Güncelleme Tarihi:
AMICA Dergisi, ağustos sayısında bugüne kadar birçok filme imzasını atan yapımcı Mine Vargı’nın başarısının sırlarına yer veriyor. ‘Amerikalı’, ‘Eşkıya’ ve ‘Her şey Çok Güzel Olacak’ın yapımcısı Mine Vargı, sinemanın gönül işi olduğunu düşünüyor.
Siyasal Bilgiler Basın Yayın Mezunu. 1971 yılında, henüz o yıllarda kimsenin bilmediği Halkla İlişkiler mesleğine gönül vermiş. Okuldan bir yıl kaybederek mezun olmuş. Ve oğlu Baran da o dönemde doğmuş. Lise son sınıfta çevresinin teşvikiyle Milliyet Gazetesi’nin açtığı güzellik yarışmasına katılmış. Kendisine ‘‘68 kuşağının tescilli güzeli’’ diyor. Ardından 10 yıl boyunca mankenlik yapmış. Bu sayede dünyayı dolaşmış. İlk eşiyle İstanbul’a gelip bir yıl sonra boşanmış. Sansasyona bulaşmamak için mankenliğe de son vermiş; ‘‘Zaten muhafazakar bir yapım var. Afişe olmayı sevmiyorum’’ diyor.

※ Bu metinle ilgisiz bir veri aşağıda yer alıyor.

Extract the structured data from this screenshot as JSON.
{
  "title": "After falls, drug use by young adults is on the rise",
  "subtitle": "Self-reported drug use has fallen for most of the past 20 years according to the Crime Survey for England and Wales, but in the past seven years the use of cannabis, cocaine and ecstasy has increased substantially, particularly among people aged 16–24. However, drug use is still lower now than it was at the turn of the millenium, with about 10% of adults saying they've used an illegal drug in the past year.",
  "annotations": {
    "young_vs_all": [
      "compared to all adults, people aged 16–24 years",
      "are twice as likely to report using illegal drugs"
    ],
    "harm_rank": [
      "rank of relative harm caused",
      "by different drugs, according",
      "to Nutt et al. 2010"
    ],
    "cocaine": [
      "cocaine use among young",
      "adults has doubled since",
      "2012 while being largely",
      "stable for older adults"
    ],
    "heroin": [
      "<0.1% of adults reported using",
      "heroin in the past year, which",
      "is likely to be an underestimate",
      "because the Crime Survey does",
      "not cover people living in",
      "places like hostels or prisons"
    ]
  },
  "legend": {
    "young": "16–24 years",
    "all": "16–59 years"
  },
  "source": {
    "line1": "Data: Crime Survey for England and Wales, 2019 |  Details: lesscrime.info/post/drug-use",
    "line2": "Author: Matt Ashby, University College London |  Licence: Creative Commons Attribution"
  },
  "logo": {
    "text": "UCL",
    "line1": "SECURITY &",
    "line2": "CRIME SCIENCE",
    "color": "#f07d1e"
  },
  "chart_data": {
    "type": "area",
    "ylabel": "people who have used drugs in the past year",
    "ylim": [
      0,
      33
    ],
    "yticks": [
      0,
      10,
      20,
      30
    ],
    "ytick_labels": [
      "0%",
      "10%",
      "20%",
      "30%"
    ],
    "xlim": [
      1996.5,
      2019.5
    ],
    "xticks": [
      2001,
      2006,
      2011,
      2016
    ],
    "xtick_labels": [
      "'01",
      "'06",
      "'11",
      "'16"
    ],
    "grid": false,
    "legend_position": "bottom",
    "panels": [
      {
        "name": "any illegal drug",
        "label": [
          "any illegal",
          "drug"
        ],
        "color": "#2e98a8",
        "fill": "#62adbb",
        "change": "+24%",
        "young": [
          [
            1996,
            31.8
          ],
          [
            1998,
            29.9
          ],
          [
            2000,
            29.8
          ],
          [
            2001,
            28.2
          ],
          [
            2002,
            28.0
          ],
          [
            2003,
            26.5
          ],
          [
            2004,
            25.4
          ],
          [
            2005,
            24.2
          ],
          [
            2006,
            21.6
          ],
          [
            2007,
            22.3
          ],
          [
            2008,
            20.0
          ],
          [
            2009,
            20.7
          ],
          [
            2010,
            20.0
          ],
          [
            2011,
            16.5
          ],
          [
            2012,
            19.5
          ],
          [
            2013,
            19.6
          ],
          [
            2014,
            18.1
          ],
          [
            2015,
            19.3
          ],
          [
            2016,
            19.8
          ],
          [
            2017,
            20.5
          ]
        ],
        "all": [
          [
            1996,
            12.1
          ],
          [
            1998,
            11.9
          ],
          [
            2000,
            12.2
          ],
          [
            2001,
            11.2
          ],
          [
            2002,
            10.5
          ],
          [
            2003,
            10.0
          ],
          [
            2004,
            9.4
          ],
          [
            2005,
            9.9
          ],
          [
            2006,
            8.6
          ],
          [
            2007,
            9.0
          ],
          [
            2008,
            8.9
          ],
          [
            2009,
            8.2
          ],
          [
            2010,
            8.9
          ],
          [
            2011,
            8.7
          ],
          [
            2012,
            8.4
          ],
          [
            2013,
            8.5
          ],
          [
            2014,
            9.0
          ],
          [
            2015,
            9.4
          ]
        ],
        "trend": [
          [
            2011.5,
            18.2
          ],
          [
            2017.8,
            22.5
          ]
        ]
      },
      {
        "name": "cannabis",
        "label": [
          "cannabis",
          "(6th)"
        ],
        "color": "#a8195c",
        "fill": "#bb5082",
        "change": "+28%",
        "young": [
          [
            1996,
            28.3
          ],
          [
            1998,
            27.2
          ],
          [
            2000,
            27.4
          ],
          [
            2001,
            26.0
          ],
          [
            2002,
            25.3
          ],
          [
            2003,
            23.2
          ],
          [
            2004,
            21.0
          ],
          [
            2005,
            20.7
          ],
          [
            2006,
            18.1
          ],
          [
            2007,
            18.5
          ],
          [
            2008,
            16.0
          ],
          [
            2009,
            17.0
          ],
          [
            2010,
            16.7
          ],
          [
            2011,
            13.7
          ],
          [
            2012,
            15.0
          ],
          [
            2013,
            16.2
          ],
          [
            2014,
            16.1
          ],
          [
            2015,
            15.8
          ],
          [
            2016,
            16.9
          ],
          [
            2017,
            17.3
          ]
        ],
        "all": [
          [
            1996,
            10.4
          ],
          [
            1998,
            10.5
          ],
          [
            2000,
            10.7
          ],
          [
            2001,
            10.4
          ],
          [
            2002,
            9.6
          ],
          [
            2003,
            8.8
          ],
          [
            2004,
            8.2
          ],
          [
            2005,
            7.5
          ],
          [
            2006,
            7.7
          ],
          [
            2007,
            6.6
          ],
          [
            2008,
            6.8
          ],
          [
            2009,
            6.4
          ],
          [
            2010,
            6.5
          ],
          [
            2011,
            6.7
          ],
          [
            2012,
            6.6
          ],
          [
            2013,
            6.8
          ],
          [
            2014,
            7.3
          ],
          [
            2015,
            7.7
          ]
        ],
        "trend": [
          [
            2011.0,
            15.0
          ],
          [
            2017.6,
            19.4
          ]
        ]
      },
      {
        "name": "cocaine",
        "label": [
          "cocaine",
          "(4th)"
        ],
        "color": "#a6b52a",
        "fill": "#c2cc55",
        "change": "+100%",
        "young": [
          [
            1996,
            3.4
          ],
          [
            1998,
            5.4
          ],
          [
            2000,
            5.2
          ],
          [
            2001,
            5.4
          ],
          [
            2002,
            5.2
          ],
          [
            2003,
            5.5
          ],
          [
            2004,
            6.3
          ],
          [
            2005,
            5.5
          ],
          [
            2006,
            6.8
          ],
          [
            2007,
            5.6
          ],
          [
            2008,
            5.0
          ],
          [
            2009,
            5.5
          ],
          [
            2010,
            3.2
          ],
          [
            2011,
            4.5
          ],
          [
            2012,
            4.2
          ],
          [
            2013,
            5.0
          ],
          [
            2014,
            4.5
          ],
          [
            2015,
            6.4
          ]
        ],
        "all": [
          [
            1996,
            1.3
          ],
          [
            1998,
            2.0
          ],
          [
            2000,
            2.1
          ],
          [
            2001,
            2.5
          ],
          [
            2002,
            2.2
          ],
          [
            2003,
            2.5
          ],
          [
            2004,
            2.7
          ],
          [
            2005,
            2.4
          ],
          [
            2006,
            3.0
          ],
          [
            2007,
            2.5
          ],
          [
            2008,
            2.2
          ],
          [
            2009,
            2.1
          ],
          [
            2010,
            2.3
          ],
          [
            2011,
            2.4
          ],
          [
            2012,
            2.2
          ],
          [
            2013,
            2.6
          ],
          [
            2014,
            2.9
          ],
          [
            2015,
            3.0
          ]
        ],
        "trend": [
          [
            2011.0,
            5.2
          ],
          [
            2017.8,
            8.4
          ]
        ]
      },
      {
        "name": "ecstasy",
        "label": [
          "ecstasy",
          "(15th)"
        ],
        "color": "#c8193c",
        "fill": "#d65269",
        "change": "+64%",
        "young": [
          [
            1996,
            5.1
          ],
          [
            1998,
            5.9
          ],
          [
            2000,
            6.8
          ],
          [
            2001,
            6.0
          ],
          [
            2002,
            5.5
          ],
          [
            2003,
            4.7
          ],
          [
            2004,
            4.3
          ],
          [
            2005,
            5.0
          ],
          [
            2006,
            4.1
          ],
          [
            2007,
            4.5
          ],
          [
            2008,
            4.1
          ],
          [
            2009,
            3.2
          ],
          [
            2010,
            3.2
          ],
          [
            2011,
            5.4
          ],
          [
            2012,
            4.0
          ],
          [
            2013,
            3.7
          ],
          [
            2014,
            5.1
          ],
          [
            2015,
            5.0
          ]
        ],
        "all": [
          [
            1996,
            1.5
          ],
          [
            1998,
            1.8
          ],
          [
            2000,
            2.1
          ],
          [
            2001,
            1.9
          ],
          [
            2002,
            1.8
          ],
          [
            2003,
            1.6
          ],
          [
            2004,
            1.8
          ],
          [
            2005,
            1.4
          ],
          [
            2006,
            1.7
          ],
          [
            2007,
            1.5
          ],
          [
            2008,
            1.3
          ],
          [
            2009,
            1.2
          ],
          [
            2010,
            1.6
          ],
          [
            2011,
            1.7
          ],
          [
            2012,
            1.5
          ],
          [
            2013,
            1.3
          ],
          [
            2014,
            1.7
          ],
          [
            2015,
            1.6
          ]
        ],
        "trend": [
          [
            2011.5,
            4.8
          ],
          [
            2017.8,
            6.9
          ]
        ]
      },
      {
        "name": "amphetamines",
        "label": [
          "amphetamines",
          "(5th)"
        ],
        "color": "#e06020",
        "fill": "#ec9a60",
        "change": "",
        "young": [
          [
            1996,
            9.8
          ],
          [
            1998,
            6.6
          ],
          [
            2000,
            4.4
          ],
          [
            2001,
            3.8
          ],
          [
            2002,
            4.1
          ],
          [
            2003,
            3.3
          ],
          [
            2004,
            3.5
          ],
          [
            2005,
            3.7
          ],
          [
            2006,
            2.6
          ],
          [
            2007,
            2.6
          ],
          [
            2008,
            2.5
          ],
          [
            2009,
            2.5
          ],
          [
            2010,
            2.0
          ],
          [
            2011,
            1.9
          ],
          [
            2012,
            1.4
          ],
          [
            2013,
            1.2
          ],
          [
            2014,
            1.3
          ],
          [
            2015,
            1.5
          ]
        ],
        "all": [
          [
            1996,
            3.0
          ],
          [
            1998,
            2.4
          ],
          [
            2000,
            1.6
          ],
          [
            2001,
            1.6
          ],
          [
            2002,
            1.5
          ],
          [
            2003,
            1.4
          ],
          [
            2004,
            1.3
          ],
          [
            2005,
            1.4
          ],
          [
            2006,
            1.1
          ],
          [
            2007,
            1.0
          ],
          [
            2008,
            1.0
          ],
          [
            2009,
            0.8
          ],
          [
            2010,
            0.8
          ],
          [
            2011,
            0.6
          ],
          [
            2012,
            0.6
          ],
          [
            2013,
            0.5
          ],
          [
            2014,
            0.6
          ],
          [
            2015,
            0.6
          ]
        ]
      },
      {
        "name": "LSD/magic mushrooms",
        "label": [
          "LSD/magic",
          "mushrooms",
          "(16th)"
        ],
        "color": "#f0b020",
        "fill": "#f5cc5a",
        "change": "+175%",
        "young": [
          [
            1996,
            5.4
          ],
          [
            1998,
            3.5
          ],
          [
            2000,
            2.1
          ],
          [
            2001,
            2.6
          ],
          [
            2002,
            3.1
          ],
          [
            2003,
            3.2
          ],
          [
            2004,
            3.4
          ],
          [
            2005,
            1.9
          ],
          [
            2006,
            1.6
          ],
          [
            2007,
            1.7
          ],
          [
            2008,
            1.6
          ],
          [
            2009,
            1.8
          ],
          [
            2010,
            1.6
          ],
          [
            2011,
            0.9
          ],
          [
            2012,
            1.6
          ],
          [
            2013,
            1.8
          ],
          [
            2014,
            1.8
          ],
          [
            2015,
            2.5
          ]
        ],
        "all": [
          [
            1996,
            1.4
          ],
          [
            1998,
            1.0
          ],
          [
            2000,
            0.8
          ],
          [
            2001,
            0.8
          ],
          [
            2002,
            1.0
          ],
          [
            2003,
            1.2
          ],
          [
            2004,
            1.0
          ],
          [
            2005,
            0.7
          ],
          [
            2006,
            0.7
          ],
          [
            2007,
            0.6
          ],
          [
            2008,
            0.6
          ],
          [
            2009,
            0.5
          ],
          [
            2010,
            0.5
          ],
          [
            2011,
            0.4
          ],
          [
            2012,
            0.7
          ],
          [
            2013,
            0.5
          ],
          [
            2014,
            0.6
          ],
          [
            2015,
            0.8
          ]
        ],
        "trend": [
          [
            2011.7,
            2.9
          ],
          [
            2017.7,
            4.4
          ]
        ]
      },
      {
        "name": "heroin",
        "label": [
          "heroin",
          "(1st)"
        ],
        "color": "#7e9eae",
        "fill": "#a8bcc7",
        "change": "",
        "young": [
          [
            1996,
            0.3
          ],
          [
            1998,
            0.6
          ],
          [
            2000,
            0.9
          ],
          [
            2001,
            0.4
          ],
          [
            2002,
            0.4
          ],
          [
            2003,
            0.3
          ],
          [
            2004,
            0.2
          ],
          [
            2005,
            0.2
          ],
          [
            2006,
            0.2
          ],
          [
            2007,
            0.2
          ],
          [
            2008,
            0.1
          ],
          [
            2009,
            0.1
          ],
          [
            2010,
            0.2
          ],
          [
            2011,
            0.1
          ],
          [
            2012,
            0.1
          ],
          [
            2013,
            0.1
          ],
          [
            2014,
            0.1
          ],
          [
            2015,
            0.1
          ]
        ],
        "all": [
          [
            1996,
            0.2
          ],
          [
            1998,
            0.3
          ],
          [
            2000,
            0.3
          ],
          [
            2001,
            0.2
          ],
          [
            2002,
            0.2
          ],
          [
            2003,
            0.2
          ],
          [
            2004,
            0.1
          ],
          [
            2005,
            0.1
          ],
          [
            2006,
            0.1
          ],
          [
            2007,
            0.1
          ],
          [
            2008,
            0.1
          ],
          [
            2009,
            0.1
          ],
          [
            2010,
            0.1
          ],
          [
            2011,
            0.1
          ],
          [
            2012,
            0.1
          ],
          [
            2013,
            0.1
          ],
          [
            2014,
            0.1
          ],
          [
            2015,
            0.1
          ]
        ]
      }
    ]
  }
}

Bu sırada ikinci eşi Ömer Vargı ile evleniyor. 1981’den beri faaliyette olan aile şirketleri Filma-Cass’ı kurmuşlar. Ajansta hem müşteri temsilcisi, hem idareci hem de PR’cı olarak çalışmış. Aile yapılarını bozmadan büyümeyi tercih etmişler; ‘‘Evde inanılmaz bir alaturka yaşam sürdürürüz. Filmciyiz, ama sofraya birlikte oturur kalkarız. Dolmalar pişer bizim evde. Aile yapısının sürmesi gerektiğine inanıyorum ben. Baran, Ayşecan, Arcan adında üç çocuğumuz var. Hepsine söylediğimiz ‘‘Bizden size kalacak şey, değerlerimiz.’’
‘‘Amerikalı’’, ‘‘Eşkıya’’ ve ‘‘Her şey Çok Güzel Olacak’’ gibi üç önemli film yaptılar. Her şey hakikaten çok güzel olmuş. ‘‘Olacak’’ da diyor Mine Vargı ve devam ediyor; ‘‘Hiçbir zaman fotoğraf ya da film çekeyim gibi bir isteğim olmadı. Oysa Ömer genç yaşta çılgın bir yönetmen olarak reklam filmi çekerek işe başlamış. En büyük hayali kendi filmini çekmekti. Yönetmene en yakın kişinin asistanı olduğunu düşündüğüm için ‘‘Ben de senin asistanın olurum’’ diyordum. Sinema gönül işi. Ama bu arada para da kazanırsan harika. Yaşım itibarıyla rahatlıkla söyleyebilirim ki hayattan korkmamak gerekiyor.’’
Gişe rekorlarında kadın imzası
Mine Vadgı’nın önemli çalışmalarından biri başrollerini Şener Şen ve Lale Mansur’un paylaştığı ‘‘Amerikalı’’. Gösterildiği dönemde hayli ilgi toplayan film dönemin Amerikan filmleriyle dalga geçiyordu. Ama yine de ‘‘Eşkıya’’nın onun gönlündeki yeri daha bambaşka. Film çalışmalarını sürdürürken ekipte tek yılmayan insanın kendisi olduğunu söylüyor. ‘‘Eşkıya’’nın ardından yine gişe rekorları kıran ve ünlü ‘‘showman’’ Cem Yılmaz’ı sinema dünyasına kazandıran ilginç bir film izledi: ‘‘Her Şey Çok Güzel Olacak’’.